Not all extraction errors are the same. Format errors (data exists, wrong format) resolve in 1-2 retries at 94%. Absent-data errors (information does not exist in source) fail after 3 retries at 96% — and the 4% “resolved” cases are likely hallucination.
Treating all errors identically wastes compute and fabricates data.
The Error Taxonomy
| Error type | Retryable? | Resolution rate | Example |
|---|---|---|---|
| Format | Yes | 94% in 1-2 retries | ”March 15” instead of ISO 8601 |
| Structural | Yes | 87% in 1-2 retries | Missing required field that exists in source |
| Absent data | No | 4% (likely hallucinated) | warranty_expiry for a general inquiry |
| Ambiguous | Once | Retry with disambiguation, then accept with qualifier | Unclear date reference |
The Diagnostic Signature: Divergent Outputs
If retries for the same field produce different values each time (MIT, then Apache-2.0, then BSD-3-Clause for a license field), the data does not exist. The model is inventing a new plausible answer each time because there is no ground truth to converge on.
Format errors converge — each retry gets closer to the correct format. Absent data diverges — each retry fabricates a different value.
Production Data
In a 10,000 ticket/day system:
- Format errors: 42% of retries, 94% resolved
- Structural errors: 18% of retries, 87% resolved
- Missing-data errors: 40% of retries, 6% “resolved” (likely hallucinated)
Missing-data retries consumed 40% of the retry compute budget for near-zero genuine value. Pre-classification eliminates this waste.
The Correct Response to Absent Data
Do not retry. Change the field from required to nullable (K4.3.3). Accept null with a "not_found_in_source" status. Escalating urgency (“The PO number MUST exist”) drives the model to fabricate with each retry.
The Two-Tier Strategy
- Classify — Is the error retryable (format/structural) or non-retryable (absent data)?
- Route — Retryable → retry loop with specific error feedback. Non-retryable → null acceptance with structured context.
Error classification is the essential first step. Without it, the system either wastes retries on absent data (causing hallucination) or skips retries for fixable format errors (losing data).

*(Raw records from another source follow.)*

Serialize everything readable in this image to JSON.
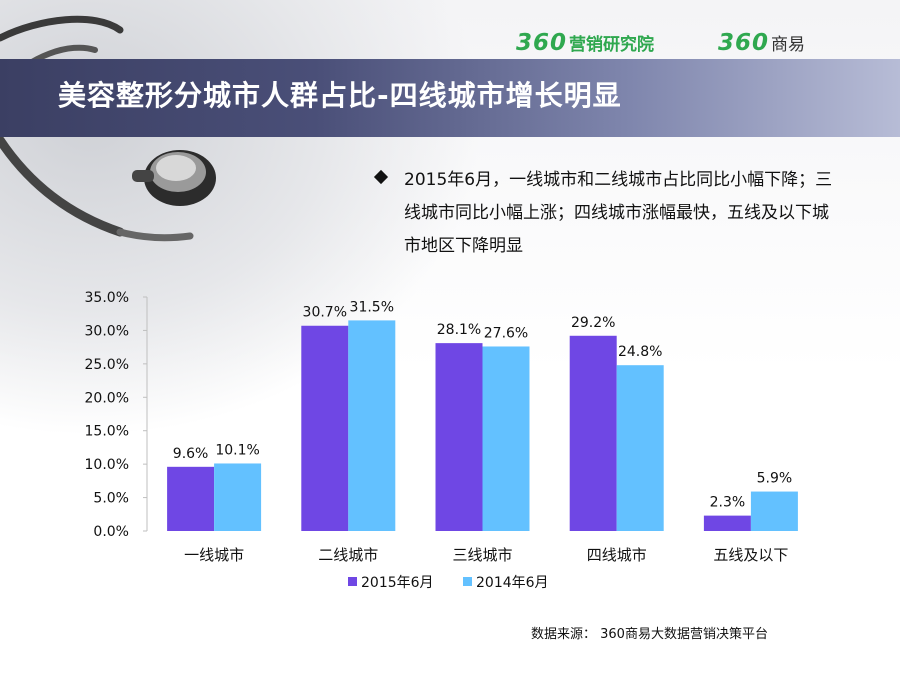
{
  "header": {
    "logo_left_num": "360",
    "logo_left_text": "营销研究院",
    "logo_right_num": "360",
    "logo_right_text": "商易",
    "title": "美容整形分城市人群占比-四线城市增长明显"
  },
  "note": "2015年6月，一线城市和二线城市占比同比小幅下降；三线城市同比小幅上涨；四线城市涨幅最快，五线及以下城市地区下降明显",
  "source": "数据来源：  360商易大数据营销决策平台",
  "colors": {
    "brand_green": "#2fa84f",
    "series_2015": "#6f47e4",
    "series_2014": "#63c1ff"
  },
  "icons": [
    "stethoscope-image"
  ],
  "chart_data": {
    "type": "bar",
    "title": "",
    "xlabel": "",
    "ylabel": "",
    "categories": [
      "一线城市",
      "二线城市",
      "三线城市",
      "四线城市",
      "五线及以下"
    ],
    "series": [
      {
        "name": "2015年6月",
        "values": [
          9.6,
          30.7,
          28.1,
          29.2,
          2.3
        ],
        "labels": [
          "9.6%",
          "30.7%",
          "28.1%",
          "29.2%",
          "2.3%"
        ]
      },
      {
        "name": "2014年6月",
        "values": [
          10.1,
          31.5,
          27.6,
          24.8,
          5.9
        ],
        "labels": [
          "10.1%",
          "31.5%",
          "27.6%",
          "24.8%",
          "5.9%"
        ]
      }
    ],
    "ylim": [
      0,
      35
    ],
    "yticks": [
      0,
      5,
      10,
      15,
      20,
      25,
      30,
      35
    ],
    "ytick_labels": [
      "0.0%",
      "5.0%",
      "10.0%",
      "15.0%",
      "20.0%",
      "25.0%",
      "30.0%",
      "35.0%"
    ],
    "grid": false,
    "legend": "bottom"
  }
}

What Does Not Fix Absent Data
Model upgrade (Haiku → Sonnet) conflates capability with data availability. A more powerful model cannot extract information that does not exist.

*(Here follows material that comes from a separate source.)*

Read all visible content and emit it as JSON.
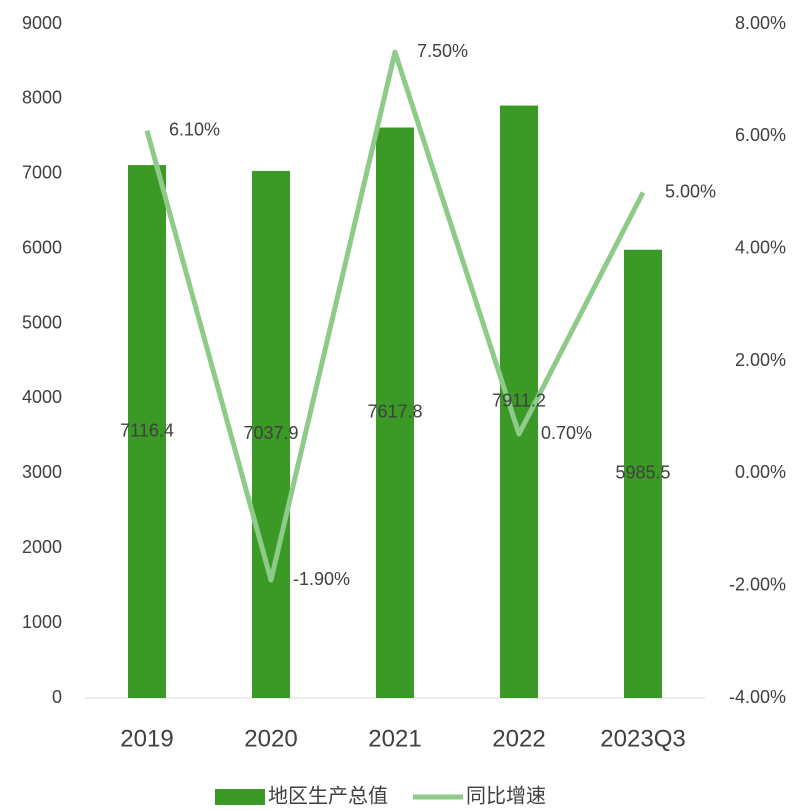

Adaptive retry count based on failure rate is counterproductive. Fields with >50% failure rate are predominantly absent from source (80% of cases). More retries = more hallucination.
One-liner: Classify errors before retrying — format errors converge toward correct values with feedback, but absent-data errors diverge into fabrication, and retrying them wastes 40% of compute while producing hallucinated output.